In one sense, yes; the latest circulation figures showed almost no big gains among the top 25 magazines, and Time and Playboy even took double-digit dives. The biggest winners were AARP's in-house publications, which is not a good sign for the youthful vitality of the industry.

Magazines aren't in as bad a situation as newspapers are in terms of the "death of print," but they're on the trailing edge of the same phenomenon. One difference is the demographics of the readerships—an area in which magazine companies should have a theoretical advantage, because they are much more well-positioned to tailor their publications to suit them to desirable demographic groups than newspapers are. People also value magazines more for their production values, which gives them an advantage over plain old news, which can be easily replicated for free online.

Also, trade magazines and other super-specialty publications are the sector of the magazine market that should be the safest in these crazy times. They will be much slower to suffer declines, generally speaking, than the consumer market will be (just like small, community papers will be slower to see the internet eat their profits than national papers have been).

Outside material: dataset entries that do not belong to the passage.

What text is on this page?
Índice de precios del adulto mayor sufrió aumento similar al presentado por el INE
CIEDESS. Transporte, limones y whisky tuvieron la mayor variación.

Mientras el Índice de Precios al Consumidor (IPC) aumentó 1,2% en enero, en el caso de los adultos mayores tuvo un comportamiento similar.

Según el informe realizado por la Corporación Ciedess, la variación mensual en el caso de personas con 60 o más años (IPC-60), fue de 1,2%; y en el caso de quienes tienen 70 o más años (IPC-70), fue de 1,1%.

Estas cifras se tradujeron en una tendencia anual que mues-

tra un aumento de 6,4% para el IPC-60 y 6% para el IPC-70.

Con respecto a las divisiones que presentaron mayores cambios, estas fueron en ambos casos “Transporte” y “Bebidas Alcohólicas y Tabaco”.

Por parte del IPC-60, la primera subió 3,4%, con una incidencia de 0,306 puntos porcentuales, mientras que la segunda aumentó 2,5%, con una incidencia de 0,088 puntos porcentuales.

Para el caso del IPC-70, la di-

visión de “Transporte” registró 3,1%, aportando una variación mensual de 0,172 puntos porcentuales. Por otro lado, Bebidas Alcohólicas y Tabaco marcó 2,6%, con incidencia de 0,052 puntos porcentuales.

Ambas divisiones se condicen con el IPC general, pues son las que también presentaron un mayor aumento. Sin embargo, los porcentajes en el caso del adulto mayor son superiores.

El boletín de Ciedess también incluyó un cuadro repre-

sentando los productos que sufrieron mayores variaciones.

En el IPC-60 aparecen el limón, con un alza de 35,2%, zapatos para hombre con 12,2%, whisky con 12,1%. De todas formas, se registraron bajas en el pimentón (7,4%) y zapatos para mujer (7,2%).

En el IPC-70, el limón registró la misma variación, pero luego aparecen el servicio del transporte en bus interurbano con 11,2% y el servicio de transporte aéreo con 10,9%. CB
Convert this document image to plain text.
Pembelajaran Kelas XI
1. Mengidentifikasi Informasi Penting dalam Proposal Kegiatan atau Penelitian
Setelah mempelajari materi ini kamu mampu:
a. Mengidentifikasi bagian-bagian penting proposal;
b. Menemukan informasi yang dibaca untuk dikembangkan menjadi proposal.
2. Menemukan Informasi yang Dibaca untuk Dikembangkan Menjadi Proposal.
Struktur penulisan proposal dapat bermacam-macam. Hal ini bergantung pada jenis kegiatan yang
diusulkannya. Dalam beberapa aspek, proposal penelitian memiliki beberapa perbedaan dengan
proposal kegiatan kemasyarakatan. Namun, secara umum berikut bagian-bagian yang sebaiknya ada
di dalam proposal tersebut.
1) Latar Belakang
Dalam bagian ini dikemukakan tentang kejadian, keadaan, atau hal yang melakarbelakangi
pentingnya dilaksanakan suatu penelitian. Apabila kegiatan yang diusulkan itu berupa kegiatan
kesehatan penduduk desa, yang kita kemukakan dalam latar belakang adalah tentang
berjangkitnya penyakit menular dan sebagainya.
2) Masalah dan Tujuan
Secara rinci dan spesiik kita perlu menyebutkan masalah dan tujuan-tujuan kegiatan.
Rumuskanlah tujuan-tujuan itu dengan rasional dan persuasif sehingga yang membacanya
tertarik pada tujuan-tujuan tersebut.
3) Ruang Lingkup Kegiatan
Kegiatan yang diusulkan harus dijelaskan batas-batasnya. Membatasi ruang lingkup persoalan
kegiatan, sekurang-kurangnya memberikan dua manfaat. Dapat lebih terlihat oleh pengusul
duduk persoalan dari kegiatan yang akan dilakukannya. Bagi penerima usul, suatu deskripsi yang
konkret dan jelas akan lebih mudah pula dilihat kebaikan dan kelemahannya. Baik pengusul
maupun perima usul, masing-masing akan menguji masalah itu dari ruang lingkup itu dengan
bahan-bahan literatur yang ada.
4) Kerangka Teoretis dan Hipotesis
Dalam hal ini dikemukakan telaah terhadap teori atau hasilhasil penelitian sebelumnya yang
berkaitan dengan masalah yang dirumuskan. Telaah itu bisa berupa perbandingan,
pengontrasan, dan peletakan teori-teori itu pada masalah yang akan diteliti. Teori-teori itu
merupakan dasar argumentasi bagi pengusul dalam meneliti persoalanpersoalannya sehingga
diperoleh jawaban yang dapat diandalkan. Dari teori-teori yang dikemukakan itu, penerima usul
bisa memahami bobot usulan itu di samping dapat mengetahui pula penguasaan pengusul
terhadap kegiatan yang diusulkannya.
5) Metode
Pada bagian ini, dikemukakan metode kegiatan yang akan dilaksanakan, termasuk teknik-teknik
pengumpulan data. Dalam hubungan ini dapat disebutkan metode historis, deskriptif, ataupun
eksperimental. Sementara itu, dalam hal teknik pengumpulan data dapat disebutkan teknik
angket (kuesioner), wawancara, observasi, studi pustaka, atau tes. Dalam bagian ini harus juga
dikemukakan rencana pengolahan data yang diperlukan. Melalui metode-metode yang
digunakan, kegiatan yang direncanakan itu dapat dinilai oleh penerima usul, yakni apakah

So if you have hundreds of millions of dollars laying around, buying up Reed Elsevier's magazines might not be a bad investment.

Of course, if the overall economy declines, trade magazines can be a dangerous place—when their industry subscribers see their own revenue fall, high-priced trade mag subscriptions are one of the first nonessential expenses to get cut.

So, magazine industry: Fun place to work, semi-poised for a slow decline, and no longer looking for "editors." Possibly a good contrarian investment, but subject to be punished by broad market fluctuations.

A better sector of the media to put your money on? Janitorial services.